Di dalam sistem ini pengelolaan SDA dan pengelolaan fasilitas publik, seperti pendidikan, kesehatan transportasi dan lain-lain yang seluruhnya diserahkan pada swasta. Alhasil, rakyat harus membeli dengan harga mahal segala kebutuhan mereka, karena pihak swasta hanya berorientasi pada keuntungan bukan pelayanan. Ditambah lagi peran negara hanya sebagai regulator, bukan pengurus urusan rakyat, sehingga negara condong kepada kepentingan swasta ataupun asing bukan kepentingan rakyat, akibatnya pendapatan rakyat rendah yang berdampak pada daya belinya pun rendah.
Selain itu, liberalisasi dan privatisasi SDA menjadi legal dinegeri ini. Akibatnya, SDA mayoritas dikelola swasta. Hal ini tentu saja menyebabkan negara kehilangan pemasukan besarnya, sebab hasil pengelolaan SDA mengalir pada swasta, sedangkan kas negara hanya menerima recehnya berupa pajak.
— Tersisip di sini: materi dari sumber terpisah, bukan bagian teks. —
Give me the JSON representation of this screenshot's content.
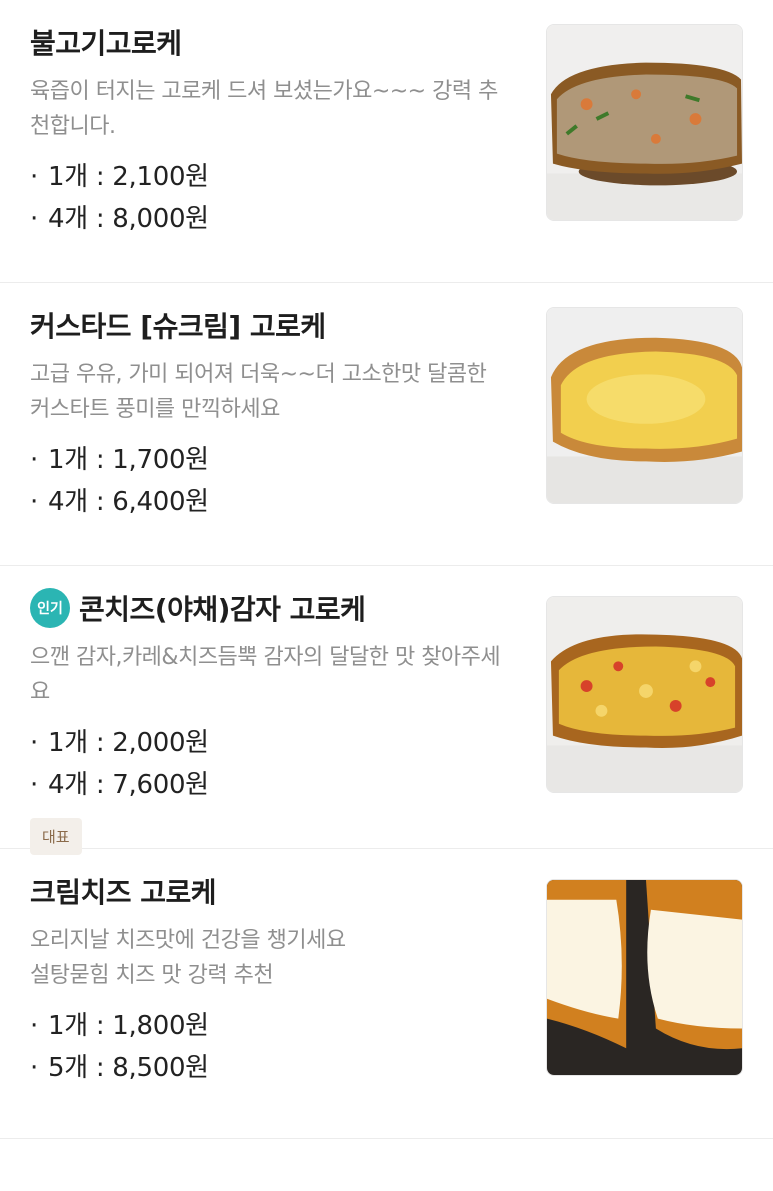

Khilafah Obat dari Penyakit Ekonomi Kapitalis
Semua penyakit ekonomi di negara ini bisa sembuh jika negara menerapkan sistem Islam yaitu dalam negara Khilafah yang telah terbukti keberhasilannya dalam mengurus kebutuhan umat. Khilafah memiliki sistem ekonomi Islam yang menjamin seluruh kebutuhan rakyat. Kebutuhan dasar publik seperti pendidikan, kesehatan, dan keamanan dapat diakses rakyat dan akan dijamin oleh negara secara langsung, sehingga semua rakyat dapat menikmati layanan publik dengan kualitas yang sama secara murah bahkan gratis. Sedangkan jaminan kebutuhan pokok seperti pangan, sandang, dan papan akan diberikan secara tidak langsung yaitu dengan membuka lapangan pekerjaan seluas-luasnya dan kesempatan bekerja yang sama bagi warga negara Khilafah laki-laki dewasa dan mampu bekerja, sehingga mereka dapat menafkahi pihak-pihak yang menjadi tanggung jawabnya.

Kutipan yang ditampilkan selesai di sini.